Jim Palmer, so often a pessimist in Oriole affairs, was uncharacteristically buoyant about the club's chances of atoning for last year's sins.

"We're a much different club from last year. We've got a lot more hitting. The pitching staff is deeper," Palmer said. "I figure we're a cinch to win at least one of these next eight."

Certainly the big Oriole streak of of '79 is vastly different from the string of '78. Then, all of 20 Oriole victories were by one run.
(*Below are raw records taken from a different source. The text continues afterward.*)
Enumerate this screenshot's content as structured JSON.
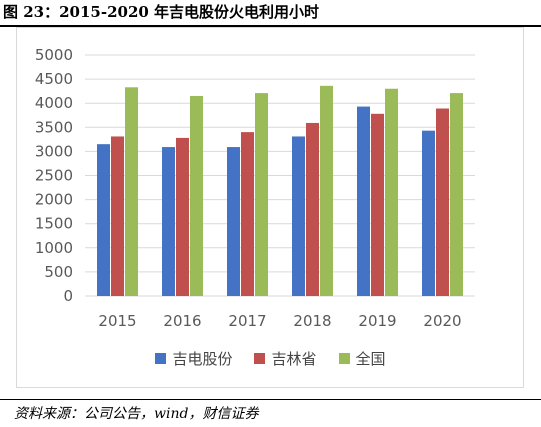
{
  "figure": {
    "title": "图 23：2015-2020 年吉电股份火电利用小时",
    "source": "资料来源：公司公告，wind，财信证券"
  },
  "colors": {
    "series": [
      "#4472C4",
      "#C0504D",
      "#9BBB59"
    ],
    "grid": "#d9d9d9",
    "tick_text": "#595959"
  },
  "chart_data": {
    "type": "bar",
    "categories": [
      "2015",
      "2016",
      "2017",
      "2018",
      "2019",
      "2020"
    ],
    "series": [
      {
        "name": "吉电股份",
        "values": [
          3150,
          3090,
          3090,
          3310,
          3930,
          3430
        ]
      },
      {
        "name": "吉林省",
        "values": [
          3310,
          3280,
          3400,
          3590,
          3780,
          3890
        ]
      },
      {
        "name": "全国",
        "values": [
          4330,
          4150,
          4210,
          4360,
          4300,
          4210
        ]
      }
    ],
    "yticks": [
      0,
      500,
      1000,
      1500,
      2000,
      2500,
      3000,
      3500,
      4000,
      4500,
      5000
    ],
    "ylim": [
      0,
      5000
    ],
    "grid": true,
    "legend_position": "bottom"
  }
}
This year, only one of 19 has been that close.

"This hitting has been twice as encouraging because we've done it without Doug DeCinces," said Weaver, whose Orioles are third in the majors in both runs and homers.
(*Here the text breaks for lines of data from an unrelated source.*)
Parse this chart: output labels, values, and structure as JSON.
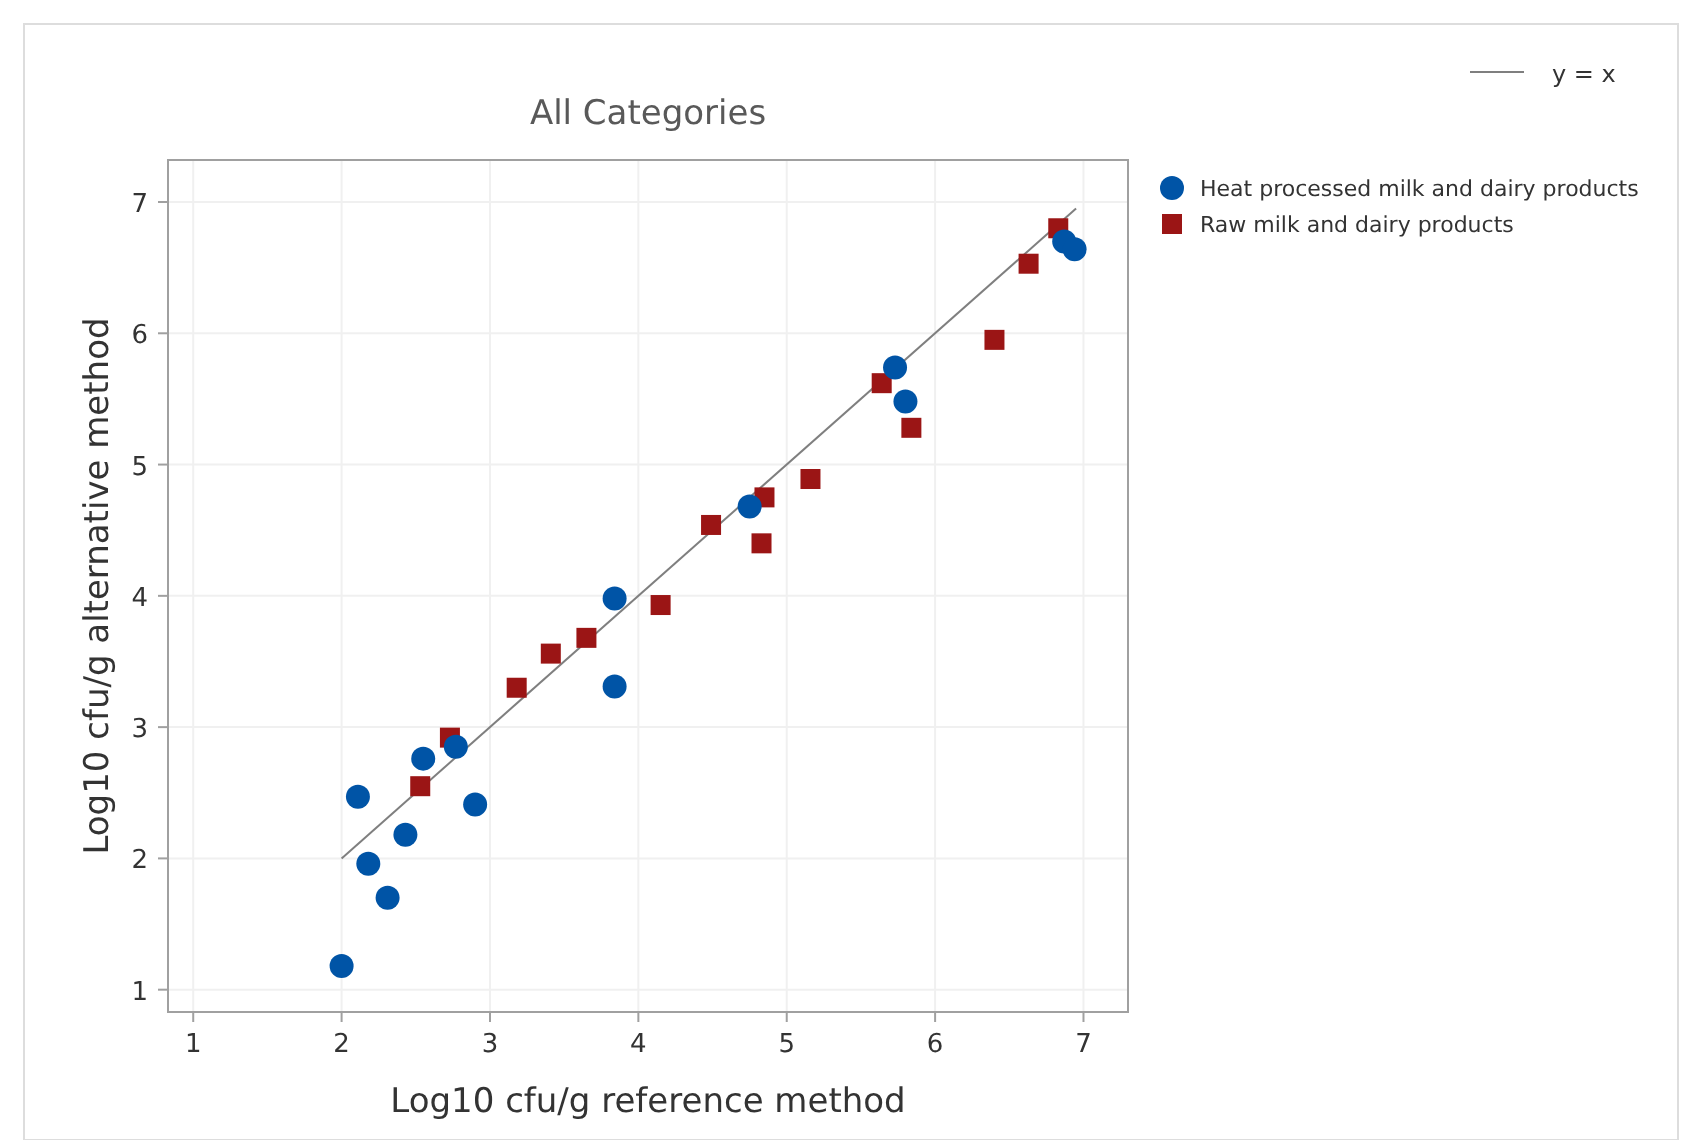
{
  "chart_data": {
    "type": "scatter",
    "title": "All Categories",
    "xlabel": "Log10 cfu/g reference method",
    "ylabel": "Log10 cfu/g alternative method",
    "xlim": [
      0.83,
      7.3
    ],
    "ylim": [
      0.83,
      7.32
    ],
    "xticks": [
      1,
      2,
      3,
      4,
      5,
      6,
      7
    ],
    "yticks": [
      1,
      2,
      3,
      4,
      5,
      6,
      7
    ],
    "grid": true,
    "legend": "right",
    "series": [
      {
        "name": "Heat processed milk and dairy products",
        "color": "#0054a6",
        "marker": "circle",
        "x": [
          2.0,
          2.11,
          2.18,
          2.31,
          2.43,
          2.55,
          2.77,
          2.9,
          3.84,
          3.84,
          4.75,
          5.73,
          5.8,
          6.87,
          6.94
        ],
        "values": [
          1.18,
          2.47,
          1.96,
          1.7,
          2.18,
          2.76,
          2.85,
          2.41,
          3.98,
          3.31,
          4.68,
          5.74,
          5.48,
          6.7,
          6.64
        ]
      },
      {
        "name": "Raw milk and dairy products",
        "color": "#9b1515",
        "marker": "square",
        "x": [
          2.53,
          2.73,
          3.18,
          3.41,
          3.65,
          4.15,
          4.49,
          4.85,
          4.83,
          5.16,
          5.64,
          5.84,
          6.4,
          6.63,
          6.83
        ],
        "values": [
          2.55,
          2.92,
          3.3,
          3.56,
          3.68,
          3.93,
          4.54,
          4.75,
          4.4,
          4.89,
          5.62,
          5.28,
          5.95,
          6.53,
          6.8
        ]
      },
      {
        "name": "y = x",
        "type": "line",
        "color": "#7f7f7f",
        "x": [
          2,
          6.95
        ],
        "values": [
          2,
          6.95
        ]
      }
    ]
  }
}
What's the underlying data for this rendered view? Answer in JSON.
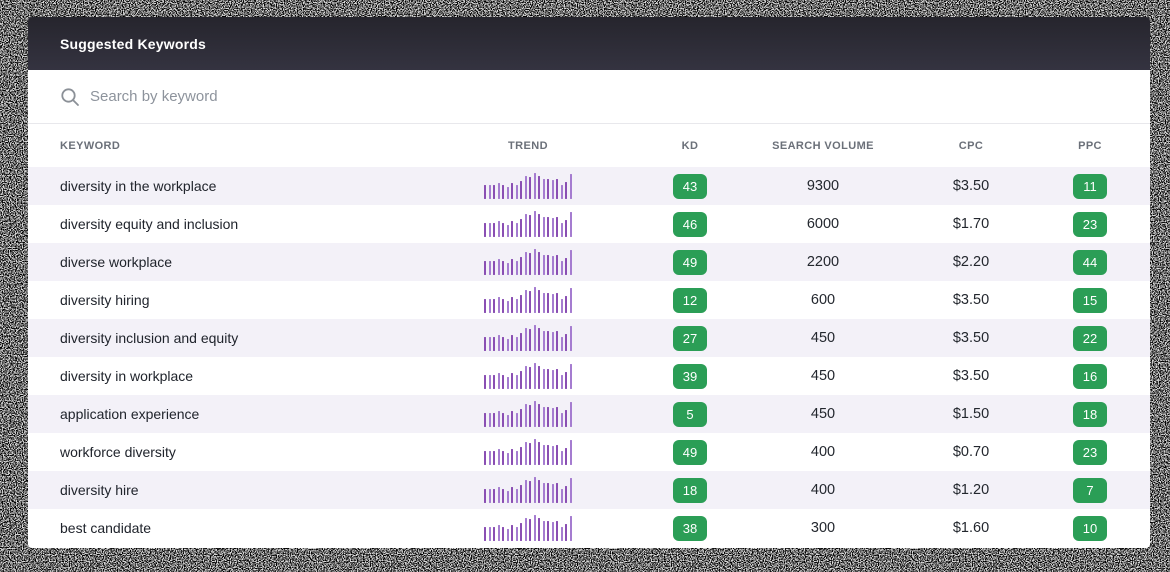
{
  "window": {
    "title": "Suggested Keywords"
  },
  "search": {
    "placeholder": "Search by keyword",
    "value": ""
  },
  "table": {
    "columns": [
      "KEYWORD",
      "TREND",
      "KD",
      "SEARCH VOLUME",
      "CPC",
      "PPC"
    ],
    "rows": [
      {
        "keyword": "diversity in the workplace",
        "kd": "43",
        "search_volume": "9300",
        "cpc": "$3.50",
        "ppc": "11"
      },
      {
        "keyword": "diversity equity and inclusion",
        "kd": "46",
        "search_volume": "6000",
        "cpc": "$1.70",
        "ppc": "23"
      },
      {
        "keyword": "diverse workplace",
        "kd": "49",
        "search_volume": "2200",
        "cpc": "$2.20",
        "ppc": "44"
      },
      {
        "keyword": "diversity hiring",
        "kd": "12",
        "search_volume": "600",
        "cpc": "$3.50",
        "ppc": "15"
      },
      {
        "keyword": "diversity inclusion and equity",
        "kd": "27",
        "search_volume": "450",
        "cpc": "$3.50",
        "ppc": "22"
      },
      {
        "keyword": "diversity in workplace",
        "kd": "39",
        "search_volume": "450",
        "cpc": "$3.50",
        "ppc": "16"
      },
      {
        "keyword": "application experience",
        "kd": "5",
        "search_volume": "450",
        "cpc": "$1.50",
        "ppc": "18"
      },
      {
        "keyword": "workforce diversity",
        "kd": "49",
        "search_volume": "400",
        "cpc": "$0.70",
        "ppc": "23"
      },
      {
        "keyword": "diversity hire",
        "kd": "18",
        "search_volume": "400",
        "cpc": "$1.20",
        "ppc": "7"
      },
      {
        "keyword": "best candidate",
        "kd": "38",
        "search_volume": "300",
        "cpc": "$1.60",
        "ppc": "10"
      }
    ]
  },
  "trend_sparkline": {
    "type": "bar",
    "note": "identical mini bar-trend rendered in every row",
    "values": [
      0.55,
      0.55,
      0.55,
      0.6,
      0.55,
      0.45,
      0.6,
      0.55,
      0.7,
      0.9,
      0.85,
      1.0,
      0.9,
      0.78,
      0.78,
      0.72,
      0.78,
      0.55,
      0.65,
      0.95
    ]
  },
  "colors": {
    "badge_green": "#2b9e56",
    "row_stripe": "#f3f1f8",
    "header_dark_top": "#26252d",
    "header_dark_bottom": "#343340",
    "trend_purple": "#8a4fb3",
    "trend_purple_light": "#a57cd0"
  }
}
DeCinces, who came off the disabled list today, will need at least 10 days to get strong enough to rejoin the lineup.

"I don't know if Doug's still got a job," Coach Frank Robinson said.

If DeCinces returns to form, and the power quartet of Ken Singleton, Eddie Murray, Lee May and Gary Roenicke continues to produce, the Orioles may be able to start a debate with the Sox and Milwaukee Brewers over who has the majors' most muscle.

Boston, thanks to Fred Lynn's 13 early homers, has one more fourbagger and three more runs scored for the season than Baltimore.But the Sox play in the Fenway phone booth and the Orioles play in a pitcher's heaven.

For the past three seasons, the Orioles have followed a similar scenario-one that is almost macabre. After a distressingly bad start, the club sprints into contention, only to hit a losing streak of six, eight or nine games that seems to erode its self-esteem.

In all three seasons, strong stretch runs have helped disguise the fact that the Orioles have been peripheral to the last three division races, not integral parts of it as they were in Weaver's first six years.

"This is the earliest that we have gotten straightened out, and the earliest that we've gotten into first place," Weaver said.

"Every winner says the same thing . . . it is a broken record . . . the big names are having big seasons, and everybody else is picking each other up with key contributions. There's only one formula for winning. It may sound dull, but you love it."

In the next fortnight, Weaver hopes to continue his dull decisionless job. The kind of excitement his Orioles discovered here last year, he doesn't need again.